Facebook's staggering numbers more than support that the company has succeeded in the most basic sense of that mission. With over 1.1 billion followers, Facebook's status as one of the world's most powerful social tools is unquestioned. What's less known, though — and is the subject of continual study — are the hidden costs of this unparalleled connectivity.
According to a University of Michigan study published yesterday in the online journal Plos One, Facebook use was seen to predict declines in the well-being of surveyed participants, negatively impacting both how people feel from one moment to the next as well as overall life satisfaction.
As UM social psychologist Ethan Kross notes:
On the surface, Facebook provides an invaluable resource for fulfilling the basic human need for social connection.
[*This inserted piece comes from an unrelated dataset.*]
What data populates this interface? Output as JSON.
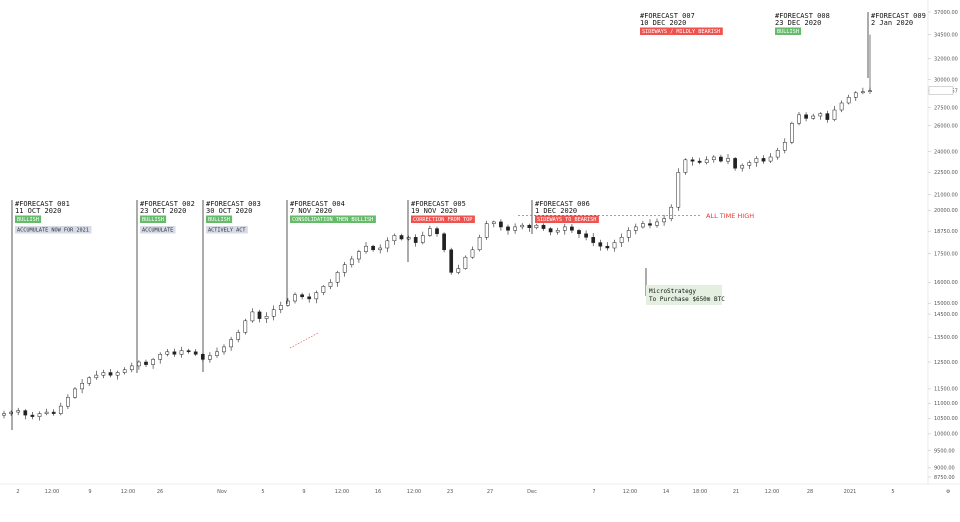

Rather than enhancing well-being, however, these findings suggest that Facebook may undermine it.
The study draws from a small sample size — only 82 young adults with Facebook accounts and smartphones were sampled via text message questions five times a day for two weeks — but the results are just another piece in a larger stack of evidence to suggest that the ever-increasing hours per month we spend on the site could have a detrimental effect on our lives. "We measured lots and lots of other personality and behavioral dimensions, like, for example, frequency of Facebook use," Kross told the LA Times. "But none of the factors that we assessed influenced the results. The more you used Facebook, the more your mood dropped."
Earlier this year, a German study found that Facebook's social pressures created noticeable stress and feelings of envy, that could, ultimately, lead to people abandoning the network. According to the study:
Shared content does not have to be "explicitly boastful" for envy feelings to emerge. In fact, a lonely user might envy numerous birthday wishes his more sociable peer receives on his FB Wall. Equally, a friend's change in the relationship status from "single" to "in a relationship" might cause emotional havoc for someone undergoing a painful breakup.
And this anecdotal evidence of stress echoes what a focus group of teens told the Pew Research Center back in May:
They dislike the increasing number of adults on the site, get annoyed when their Facebook friends share inane details, and are drained by the "drama" that they described as happening frequently on the site. The stress of needing to manage their reputation on Facebook also contributes to the lack of enthusiasm. Nevertheless, the site is still where a large amount of socializing takes place, and teens feel they need to stay on Facebook in order to not miss out.
While the organizers of the recent Michigan study tested for and discounted alternative reasons that might account for Facebook's negative impact on happiness — such as people being more likely to use Facebook when they felt bad — it's possible the study's claim that "the more participants used Facebook, the more their life satisfaction levels declined over time" has more to do with our behavioral patterns than the service itself.
As Alexis Madrigal explains in an excellent post about "The Machine Zone," it's easy for Facebook users, similar to those who play slot machines, to be unwittingly lulled into a time-distorting rhythm by repetitive and sometimes rewarding tasks — like looking at an endless stream of your friends' photos. This behavior can mimic the deleterious effects of gambling and even addiction. And as much as this kind of problem stems from Facebook's savvy design and engineering, which is geared to keep users on the site, it's also a natural effect of how we're wired.
Blame aside, it's all part of a nagging question that Facebook and other social networks will need to grapple with as they grow and age: Can a social network have a future if it makes us sad? The question isn't exclusive to Facebook — in a recent survey, social media as an industry ranked third to last in consumer satisfaction, falling below the airline industry.
For now, with most networks still growing steadily, this is less of a concern. But it's not hard to imagine a future where users will demand social platforms that are not only intensely engaging, but also keenly aware and respectful of how our psychological state works. As Madrigal notes in his post, "fighting the great nullness at the heart of these coercive loops should be one of the goals of technology design, use, and criticism."